Contemporary Classical, Songs

Lucy Fitz Gibbon/Ryan MacEvoy McCullough: here at the end of the world – art song of Pablo Ortiz

In this album, which gathers art songs by Pablo Ortiz (b. 1956), one encounters a coastline of sounds where fragments arrive through tides of memory: a piece of driftwood, a coil of rope, a shell whose interior still whispers of the sea that shaped it. Melody, rhythm, and dynamic inflection refract through the texture of the music, producing a spectrum that unfolds across the horizon, colors emerging through proximity. In Ortiz’s hands, words are not pressed into musical molds; the music grows from them. The poems breathe because the composer allows them space. In soprano Lucy Fitz Gibbon and pianist Ryan MacEvoy McCullough, he finds interpreters who understand that love—hovering over much of this repertoire—refuses a single definition. It is tidal, advancing and receding, leaving small relics that reveal its scale.

The program opens with three poems by Katie Peterson (b. 1974), whose attention to detail carries the precision of a camera shutter freezing the instant before motion dissolves. “Earth” opens girlhood through the discovery of a dusty box in an abandoned house facing the sea. Recollection appears in the manner of glass discovered along a shoreline, polished by time yet still capable of cutting.

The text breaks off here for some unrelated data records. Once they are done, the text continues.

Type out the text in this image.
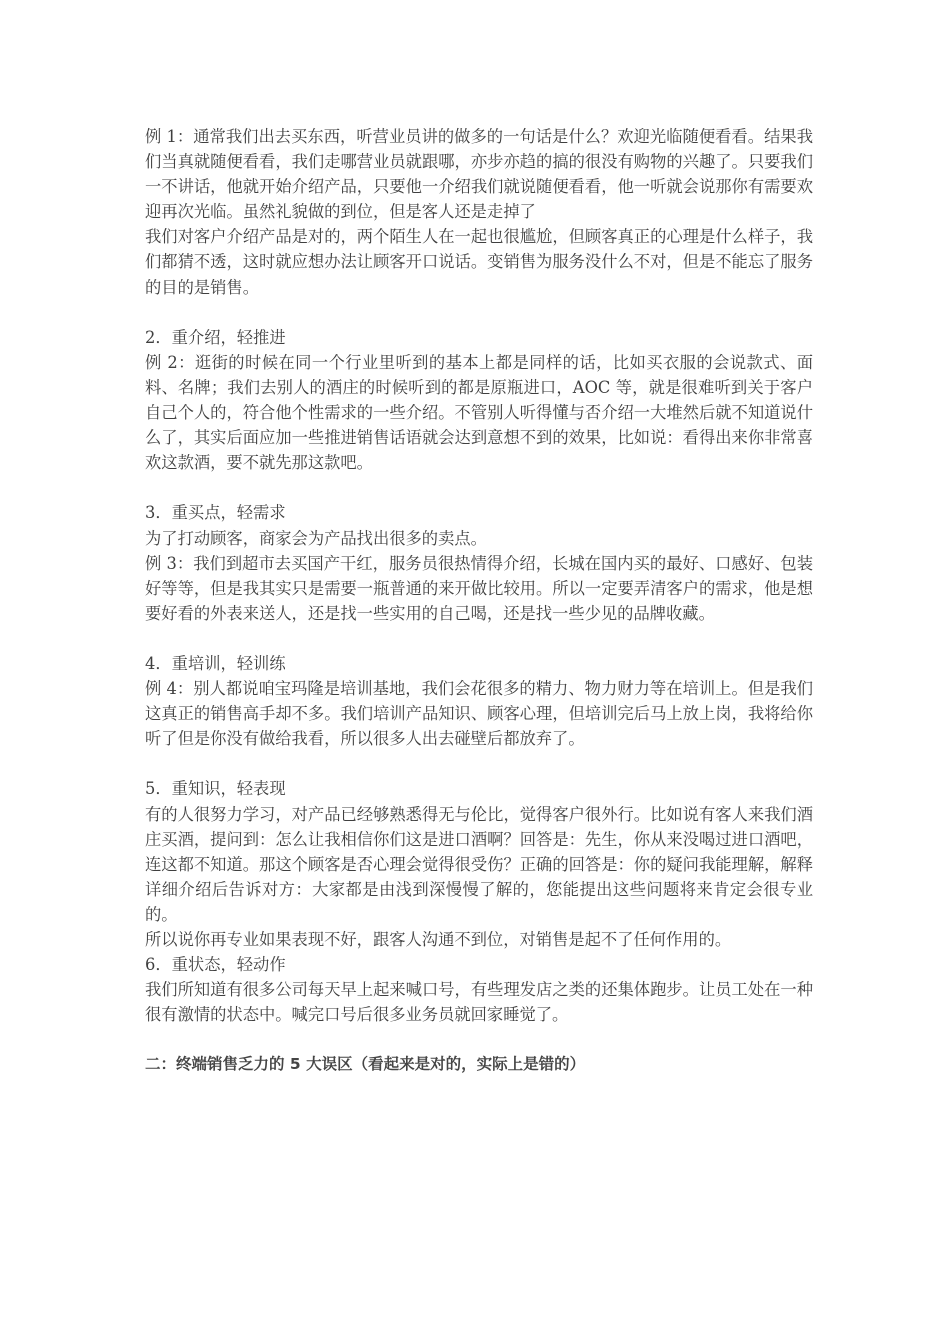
例 1：通常我们出去买东西，听营业员讲的做多的一句话是什么？欢迎光临随便看看。结果我们当真就随便看看，我们走哪营业员就跟哪，亦步亦趋的搞的很没有购物的兴趣了。只要我们一不讲话，他就开始介绍产品，只要他一介绍我们就说随便看看，他一听就会说那你有需要欢迎再次光临。虽然礼貌做的到位，但是客人还是走掉了

我们对客户介绍产品是对的，两个陌生人在一起也很尴尬，但顾客真正的心理是什么样子，我们都猜不透，这时就应想办法让顾客开口说话。变销售为服务没什么不对，但是不能忘了服务的目的是销售。

2．重介绍，轻推进

例 2：逛街的时候在同一个行业里听到的基本上都是同样的话，比如买衣服的会说款式、面料、名牌；我们去别人的酒庄的时候听到的都是原瓶进口，AOC 等，就是很难听到关于客户自己个人的，符合他个性需求的一些介绍。不管别人听得懂与否介绍一大堆然后就不知道说什么了，其实后面应加一些推进销售话语就会达到意想不到的效果，比如说：看得出来你非常喜欢这款酒，要不就先那这款吧。

3．重买点，轻需求

为了打动顾客，商家会为产品找出很多的卖点。

例 3：我们到超市去买国产干红，服务员很热情得介绍，长城在国内买的最好、口感好、包装好等等，但是我其实只是需要一瓶普通的来开做比较用。所以一定要弄清客户的需求，他是想要好看的外表来送人，还是找一些实用的自己喝，还是找一些少见的品牌收藏。

4．重培训，轻训练

例 4：别人都说咱宝玛隆是培训基地，我们会花很多的精力、物力财力等在培训上。但是我们这真正的销售高手却不多。我们培训产品知识、顾客心理，但培训完后马上放上岗，我将给你听了但是你没有做给我看，所以很多人出去碰壁后都放弃了。

5．重知识，轻表现

有的人很努力学习，对产品已经够熟悉得无与伦比，觉得客户很外行。比如说有客人来我们酒庄买酒，提问到：怎么让我相信你们这是进口酒啊？回答是：先生，你从来没喝过进口酒吧，连这都不知道。那这个顾客是否心理会觉得很受伤？正确的回答是：你的疑问我能理解，解释详细介绍后告诉对方：大家都是由浅到深慢慢了解的，您能提出这些问题将来肯定会很专业的。

所以说你再专业如果表现不好，跟客人沟通不到位，对销售是起不了任何作用的。

6．重状态，轻动作

我们所知道有很多公司每天早上起来喊口号，有些理发店之类的还集体跑步。让员工处在一种很有激情的状态中。喊完口号后很多业务员就回家睡觉了。

二：终端销售乏力的 5 大误区（看起来是对的，实际上是错的）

Near the close, a gentle pulse begins to knock at the threshold of consciousness, asking whether the dream of becoming what others expect can survive the erosion of self-perception. “From This House That House” introduces a bright undertow with a brackish bent. The song charts distance, relocation, and the geography of identity; one leaves a house only to find oneself in another. The piano moves with restless motion while Fitz Gibbon’s line rises and falls, life stretching and slackening in alternating breaths as entropy continues its patient mission. A tense piano introduction opens “Speech on a Summer Night,” creating an atmosphere charged with nervous droplets and hesitations. The voice then enters with stark clarity, cutting into memoir. The gesture wounds the past yet leaves it living. Confession operates through such injuries.

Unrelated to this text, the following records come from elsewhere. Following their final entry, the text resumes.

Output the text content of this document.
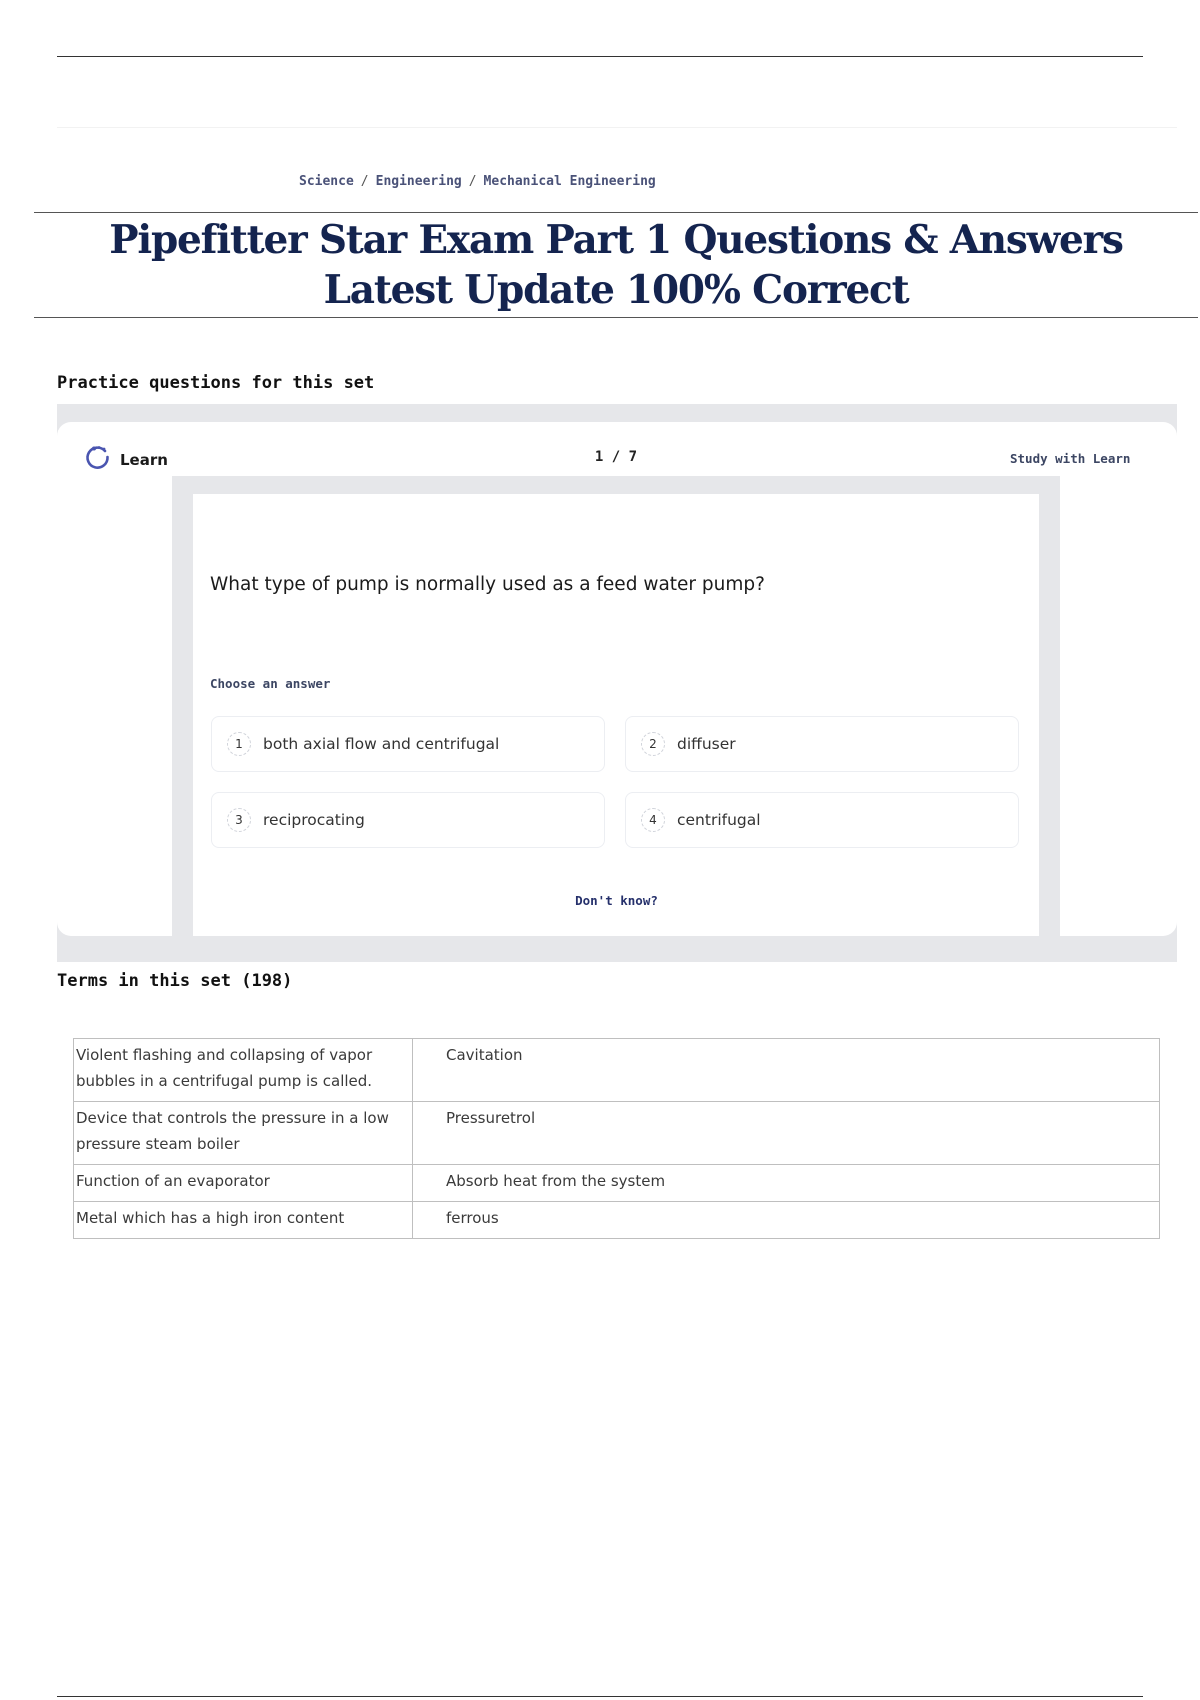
Science / Engineering / Mechanical Engineering
Pipefitter Star Exam Part 1 Questions & Answers Latest Update 100% Correct
Practice questions for this set
Learn	1 / 7	Study with Learn
What type of pump is normally used as a feed water pump?
Choose an answer
1	both axial flow and centrifugal	2	diffuser
3	reciprocating	4	centrifugal
Don't know?
Terms in this set (198)
Violent flashing and collapsing of vapor bubbles in a centrifugal pump is called.	Cavitation
Device that controls the pressure in a low pressure steam boiler	Pressuretrol
Function of an evaporator	Absorb heat from the system
Metal which has a high iron content	ferrous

Two poems by Rosario Castellanos (1925–1974) follow. In “Elegía,” the body and its signs scatter outward through invisible currents. Resignation appears alongside tenderness toward dispersal. Identity travels across time and geography until its fragments recognize one another again. Eternity emerges not through revelation but through the gradual convergence of distant echoes. Its companion, “Nocturno,” unfolds with extraordinary patience. Absence becomes a second language.

Sidney Hall Jr.’s “McClure’s Beach” (b. 1951) presents the world eroding. The theme slowly releases its energy, the textures thinning without dramatization. Clarity arrives in subdued shades. McCullough shapes these textures with care, tracing each contour with close attention. Thomas Hardy’s “Neutral Tones” (1840–1928) continues this meditation on fragile states of being, its rhyme scheme dissolving into ambiguity, allowing the imagery to move with unsettling grace. Hardy’s landscape is drained of warmth, yet fascination percolates through its pallor. There is beauty in this indifference.

Two poems by María Negroni (b. 1951) follow. “chorus musicus” provides the album’s most chromatic moment, both linguistically and musically. Verses flash with unusual brilliance. The recurring image of a ship returns, though this vessel hesitates at the threshold of departure. It drifts near fire, suspended between ruin and buoyancy, water restraining the threat of combustion. “los cementerios de Paris” turns inward and unfolds with solemn foresight, opening a view onto the difficult terrain of the human heart, across which Fitz Gibbon sustains ethereal continuity. A reprise of “From This House That House” restores earlier ground, reinforcing the cycle of departure and return while revealing a changed shoreline. The album then closes with a setting of Yehuda Halevi (1075–1141), “When a long silver hair,” performed by Fitz Gibbon alone. Couched in intimate humor, it dots the “i” of aging with a flourish.

Remarkable about this collection is its sense of discovery. Each song preserves evidence of passage without insisting on final interpretation. The listener becomes a wanderer gathering impressions whose meanings lie open. Perhaps this uncertainty forms Ortiz’s deeper question. Human life unfolds through fragments whose origins are partly hidden. We inherit gestures, languages, memories, and desires without knowing the flows that carried them to us. Yet dignity emerges from that uncertainty. Recognition of the fragment acknowledges that meaning rarely appears in finished forms. Truth persists even in partial remains, luminous despite the missing edge.

here at the end of the world is available from False Azure Records.